Archives/Rare Books

German-American Almanacs

            In 1731, the first German-American almanac was published in Philadelphia, Pennsylvania, and the almanac would thereafter become one of the central items in the German-American family library. At the same time, Benjamin Franklin’s Poor Richard’s Almanac was gaining popularity with Anglo-Americans. In a pre-Information Age, an almanac provided a guide to every-day life, but they continue to be published up to the present time, and reflect in appearance and content their eighteenth and nineteenth and century forerunners.

            According to Robert E. Cazden, German-American almanacs were usually printed in a small quarto format, and “the front cover was often decorated with a large woodcut, frequently an allegorical figure or scene symbolic of American agriculture, commerce, or industry.” The rear cover usually had a multiplication table, or other kinds of information, and inside there “were astronomical and astrological tables, the rising and setting of sun and moon, the time of the tides, weather forecasts, lists of roads and distances, schedules or court sessions, perhaps tables of historical dates, and a wide assortment of practical hints and advice for man and beast.”

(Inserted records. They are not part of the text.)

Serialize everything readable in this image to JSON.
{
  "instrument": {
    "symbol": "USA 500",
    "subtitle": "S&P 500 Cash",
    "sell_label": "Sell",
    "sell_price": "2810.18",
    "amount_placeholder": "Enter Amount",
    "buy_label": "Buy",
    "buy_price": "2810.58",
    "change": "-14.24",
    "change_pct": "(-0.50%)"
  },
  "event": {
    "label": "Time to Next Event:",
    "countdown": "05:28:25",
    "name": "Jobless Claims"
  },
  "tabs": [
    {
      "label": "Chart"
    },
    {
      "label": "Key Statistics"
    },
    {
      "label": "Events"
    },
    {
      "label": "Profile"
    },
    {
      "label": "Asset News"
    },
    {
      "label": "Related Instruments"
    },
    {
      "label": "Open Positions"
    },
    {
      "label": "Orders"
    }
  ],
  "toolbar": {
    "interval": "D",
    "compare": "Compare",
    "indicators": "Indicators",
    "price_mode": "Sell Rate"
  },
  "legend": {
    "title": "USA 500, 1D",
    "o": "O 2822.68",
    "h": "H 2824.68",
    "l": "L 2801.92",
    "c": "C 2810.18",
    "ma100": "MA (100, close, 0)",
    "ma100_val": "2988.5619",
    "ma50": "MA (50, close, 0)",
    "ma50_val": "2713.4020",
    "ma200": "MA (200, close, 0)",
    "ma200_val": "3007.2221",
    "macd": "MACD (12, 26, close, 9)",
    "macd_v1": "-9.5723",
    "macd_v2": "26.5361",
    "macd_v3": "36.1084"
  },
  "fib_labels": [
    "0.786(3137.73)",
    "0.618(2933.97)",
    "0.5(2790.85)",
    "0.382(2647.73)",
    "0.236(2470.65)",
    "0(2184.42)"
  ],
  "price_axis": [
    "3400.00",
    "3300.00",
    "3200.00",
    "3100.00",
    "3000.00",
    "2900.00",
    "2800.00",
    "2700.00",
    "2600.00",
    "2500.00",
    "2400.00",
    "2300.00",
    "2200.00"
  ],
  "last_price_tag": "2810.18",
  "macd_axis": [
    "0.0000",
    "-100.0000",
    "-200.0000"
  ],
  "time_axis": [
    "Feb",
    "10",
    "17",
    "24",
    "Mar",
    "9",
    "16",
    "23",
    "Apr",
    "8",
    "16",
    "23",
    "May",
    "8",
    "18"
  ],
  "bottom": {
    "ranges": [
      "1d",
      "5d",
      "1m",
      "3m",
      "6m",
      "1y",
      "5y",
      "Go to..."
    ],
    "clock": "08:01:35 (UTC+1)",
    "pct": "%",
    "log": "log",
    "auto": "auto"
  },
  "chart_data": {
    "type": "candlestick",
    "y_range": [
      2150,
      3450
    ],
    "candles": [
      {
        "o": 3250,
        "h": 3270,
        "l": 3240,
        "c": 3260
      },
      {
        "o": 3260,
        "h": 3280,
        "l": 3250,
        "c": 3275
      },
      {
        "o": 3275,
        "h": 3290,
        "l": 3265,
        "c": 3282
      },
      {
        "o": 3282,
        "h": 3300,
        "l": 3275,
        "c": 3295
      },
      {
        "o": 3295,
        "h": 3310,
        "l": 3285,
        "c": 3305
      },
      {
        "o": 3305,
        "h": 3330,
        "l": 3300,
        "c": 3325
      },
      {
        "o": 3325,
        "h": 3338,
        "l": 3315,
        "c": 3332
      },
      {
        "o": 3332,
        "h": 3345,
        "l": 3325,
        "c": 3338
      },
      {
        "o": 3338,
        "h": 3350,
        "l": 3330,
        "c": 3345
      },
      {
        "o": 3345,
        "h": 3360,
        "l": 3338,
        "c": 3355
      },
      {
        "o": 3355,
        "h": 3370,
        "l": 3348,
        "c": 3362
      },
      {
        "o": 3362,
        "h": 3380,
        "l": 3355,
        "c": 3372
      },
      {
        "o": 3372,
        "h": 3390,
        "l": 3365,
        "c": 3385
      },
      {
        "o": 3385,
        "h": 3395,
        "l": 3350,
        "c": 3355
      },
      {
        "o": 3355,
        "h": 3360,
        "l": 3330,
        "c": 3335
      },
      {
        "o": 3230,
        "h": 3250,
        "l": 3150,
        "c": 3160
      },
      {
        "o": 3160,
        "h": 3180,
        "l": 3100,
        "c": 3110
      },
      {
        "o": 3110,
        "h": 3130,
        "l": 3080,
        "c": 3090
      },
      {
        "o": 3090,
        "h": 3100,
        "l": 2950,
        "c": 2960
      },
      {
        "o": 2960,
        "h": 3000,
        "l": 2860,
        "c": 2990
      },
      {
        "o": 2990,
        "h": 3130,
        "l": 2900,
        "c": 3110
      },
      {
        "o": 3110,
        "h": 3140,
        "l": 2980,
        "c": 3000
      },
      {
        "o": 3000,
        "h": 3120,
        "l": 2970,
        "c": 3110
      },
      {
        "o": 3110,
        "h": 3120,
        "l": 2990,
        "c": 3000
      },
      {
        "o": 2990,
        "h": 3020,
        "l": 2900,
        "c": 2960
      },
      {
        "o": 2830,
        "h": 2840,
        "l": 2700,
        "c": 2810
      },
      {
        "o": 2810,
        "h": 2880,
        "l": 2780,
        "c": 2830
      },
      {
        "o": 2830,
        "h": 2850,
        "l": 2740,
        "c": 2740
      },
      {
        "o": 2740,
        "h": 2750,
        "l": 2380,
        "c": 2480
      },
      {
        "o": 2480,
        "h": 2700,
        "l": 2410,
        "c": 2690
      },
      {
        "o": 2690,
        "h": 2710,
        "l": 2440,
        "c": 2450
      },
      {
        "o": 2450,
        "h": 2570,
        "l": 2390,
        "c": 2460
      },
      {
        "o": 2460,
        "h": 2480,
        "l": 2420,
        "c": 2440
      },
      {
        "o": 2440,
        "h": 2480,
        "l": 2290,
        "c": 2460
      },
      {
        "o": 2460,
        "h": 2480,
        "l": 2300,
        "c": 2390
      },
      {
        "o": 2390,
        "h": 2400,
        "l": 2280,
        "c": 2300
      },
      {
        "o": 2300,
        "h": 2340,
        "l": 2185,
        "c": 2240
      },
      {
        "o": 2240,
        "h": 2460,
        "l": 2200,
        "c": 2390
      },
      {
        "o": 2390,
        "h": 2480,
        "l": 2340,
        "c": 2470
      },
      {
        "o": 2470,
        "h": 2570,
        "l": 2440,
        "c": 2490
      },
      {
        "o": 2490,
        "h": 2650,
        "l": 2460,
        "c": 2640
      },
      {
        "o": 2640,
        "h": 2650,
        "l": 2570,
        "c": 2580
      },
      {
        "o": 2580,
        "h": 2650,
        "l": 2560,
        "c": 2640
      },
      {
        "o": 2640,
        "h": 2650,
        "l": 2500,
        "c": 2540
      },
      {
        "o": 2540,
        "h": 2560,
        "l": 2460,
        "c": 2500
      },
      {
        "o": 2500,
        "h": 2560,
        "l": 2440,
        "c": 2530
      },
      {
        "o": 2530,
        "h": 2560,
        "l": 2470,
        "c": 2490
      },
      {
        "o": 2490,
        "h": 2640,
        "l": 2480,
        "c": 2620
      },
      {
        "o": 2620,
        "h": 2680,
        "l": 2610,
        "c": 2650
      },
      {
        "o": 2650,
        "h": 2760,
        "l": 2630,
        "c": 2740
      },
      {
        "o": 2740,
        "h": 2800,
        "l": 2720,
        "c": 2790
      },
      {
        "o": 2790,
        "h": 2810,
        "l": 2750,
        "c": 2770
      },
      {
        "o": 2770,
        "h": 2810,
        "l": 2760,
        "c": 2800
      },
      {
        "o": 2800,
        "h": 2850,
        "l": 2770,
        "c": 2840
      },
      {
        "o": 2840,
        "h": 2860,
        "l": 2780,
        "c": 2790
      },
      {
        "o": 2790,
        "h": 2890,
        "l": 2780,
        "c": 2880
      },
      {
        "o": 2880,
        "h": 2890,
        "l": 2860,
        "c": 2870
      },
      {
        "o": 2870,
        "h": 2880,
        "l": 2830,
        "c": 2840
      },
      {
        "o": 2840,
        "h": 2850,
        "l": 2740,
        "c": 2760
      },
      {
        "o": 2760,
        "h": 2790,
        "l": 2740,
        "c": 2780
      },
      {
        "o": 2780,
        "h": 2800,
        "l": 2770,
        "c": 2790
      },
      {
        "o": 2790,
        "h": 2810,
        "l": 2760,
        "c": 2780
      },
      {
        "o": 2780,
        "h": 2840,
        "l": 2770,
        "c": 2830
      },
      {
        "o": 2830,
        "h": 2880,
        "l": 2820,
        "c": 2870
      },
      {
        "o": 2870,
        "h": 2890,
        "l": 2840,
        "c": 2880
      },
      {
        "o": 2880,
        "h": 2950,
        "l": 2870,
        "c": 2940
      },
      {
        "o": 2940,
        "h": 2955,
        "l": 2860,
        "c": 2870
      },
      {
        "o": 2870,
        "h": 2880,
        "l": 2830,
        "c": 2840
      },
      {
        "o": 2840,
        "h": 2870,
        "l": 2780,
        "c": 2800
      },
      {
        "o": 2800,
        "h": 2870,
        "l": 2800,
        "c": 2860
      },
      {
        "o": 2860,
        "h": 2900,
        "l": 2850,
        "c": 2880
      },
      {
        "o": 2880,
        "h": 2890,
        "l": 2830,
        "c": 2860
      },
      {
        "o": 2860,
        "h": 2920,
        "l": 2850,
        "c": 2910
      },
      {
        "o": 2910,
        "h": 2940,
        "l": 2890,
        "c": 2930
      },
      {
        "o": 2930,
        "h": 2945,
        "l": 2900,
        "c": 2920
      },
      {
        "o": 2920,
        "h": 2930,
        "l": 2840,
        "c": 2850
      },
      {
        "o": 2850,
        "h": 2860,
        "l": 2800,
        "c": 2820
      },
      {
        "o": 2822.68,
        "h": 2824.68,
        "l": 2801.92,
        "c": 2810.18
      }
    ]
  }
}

            All of this, Cazden observes was “interlarded with stories, anecdotes, and articles of general interest. Later in the nineteenth century, children, farmers, and workers were addressed directly by almanac makers. Also popular were the comic, the illustrated, and the medical almanac, this last a vehicle for patent medicine advertisements.”

            The first German-American almanac to appear in the Ohio Valley, was printed in Cincinnati: Teutscher Calendar auf 1808, and many were published and marketed in the Greater Cincinnati area, which became one of the major German-American press centers along with St. Louis and Milwaukee. Often overlooked as ephemera and not collected by libraries, almanacs are valuable source of information providing insight into German-American family life.

            Don Yoder notes that the basic framework for understanding time was the calendar year “with customs assigned to specific days and seasons, either agricultural, with the progression through the seasons, and the work and customs associated with each period, or ecclesiastical, marking the religious year as it proceeds from festival to festival.” Not surprisingly, the almanac became a basic guidebook throughout the year for the German-American household, and one of the best selections of them can be found in the German-Americana Collection at the University of Cincinnati.